Rae was born in Falkirk and studied at Edinburgh College of Art from 1961 to 1965. After graduation, she travelled to France and Spain on a travelling scholarship, which sparked a lifelong interest in travel and exploration. Today, she continues to take inspiration from new places, landscapes and cultures. Rae has travelled widely in search of this inspiration, exploring far-flung locations including Europe, the Arctic, the Antarctic and the United States. However, she also continues to draw inspiration from landscapes closer to home, including the West Coast of Scotland and the Lammermuir Hills.
Rather than producing literal representations of the landscape around her, Rae instead abstracts these environments. She has stated that she is ‘not much interested in topography – the history of the landscape and the people that shaped it are the attraction.’ Her paintings subtly allude to geological formations through layered compositions of line, colour and texture. A defining feature of Rae’s work is her experimental approach to materials and surface. She often combines oil, acrylic, pastel and collage within a single piece, for example in her work Southern Door. In the work Inishkeas, she layers different materials onto the canvas, building up the surface to create a sense of erosion and history that mirrors the weathered Irish landscape that inspired it. Printmaking also plays a significant role in her oeuvre and her print works echo her painterly practice, exploring layering and texture.

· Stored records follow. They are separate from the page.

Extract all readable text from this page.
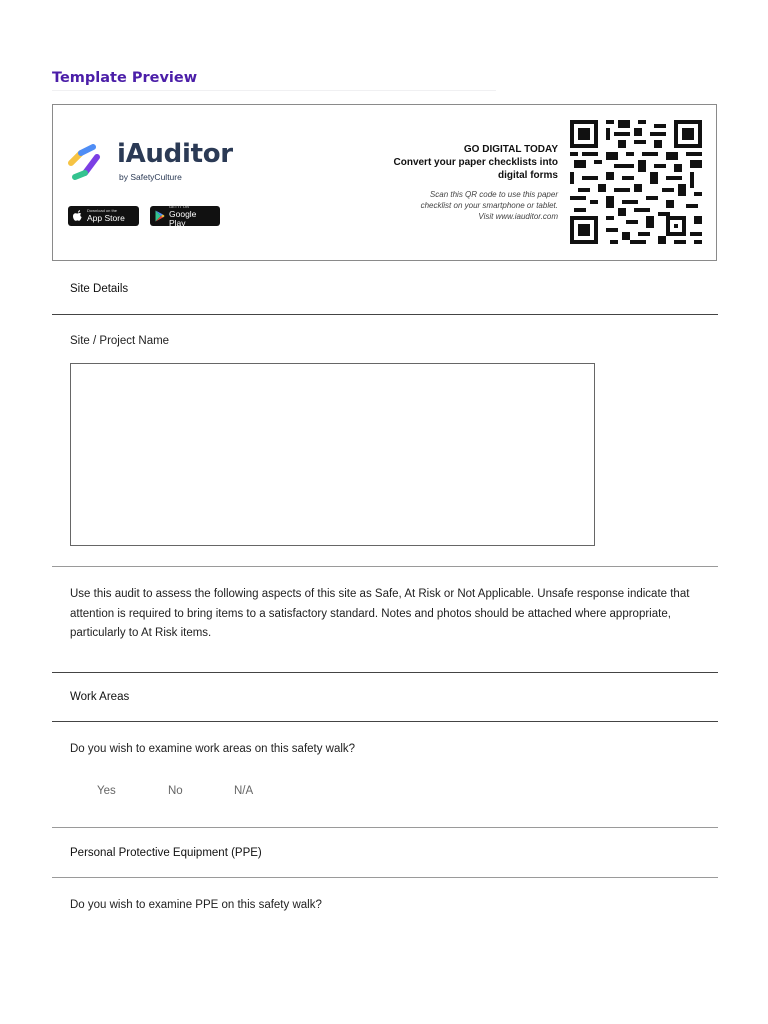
Template Preview
iAuditor
by SafetyCulture
Download on the
App Store
GET IT ON
Google Play
GO DIGITAL TODAY
Convert your paper checklists into
digital forms
Scan this QR code to use this paper
checklist on your smartphone or tablet.
Visit www.iauditor.com
Site Details
Site / Project Name
Use this audit to assess the following aspects of this site as Safe, At Risk or Not Applicable. Unsafe response indicate that attention is required to bring items to a satisfactory standard. Notes and photos should be attached where appropriate, particularly to At Risk items.
Work Areas
Do you wish to examine work areas on this safety walk?
Yes	No	N/A
Personal Protective Equipment (PPE)
Do you wish to examine PPE on this safety walk?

Colour in Rae’s practice is expressive rather than descriptive. She uses earthy hues, deep blues, chalky whites and flashes of intense red or orange to convey atmosphere and emotion. These bright, bold colours can be seen in Red, Downpatrick. While such vibrant colours might not typically be associated with natural landscapes, they evoke the essence of a rugged, wild and ever-changing environment.
Overall, Dame Barbara Rae’s practice is characterised by an ongoing dialogue between place and abstraction. Her work does not simply depict landscape, rather it embodies it, capturing its history, people and material through richly worked surfaces and dynamic compositional structures.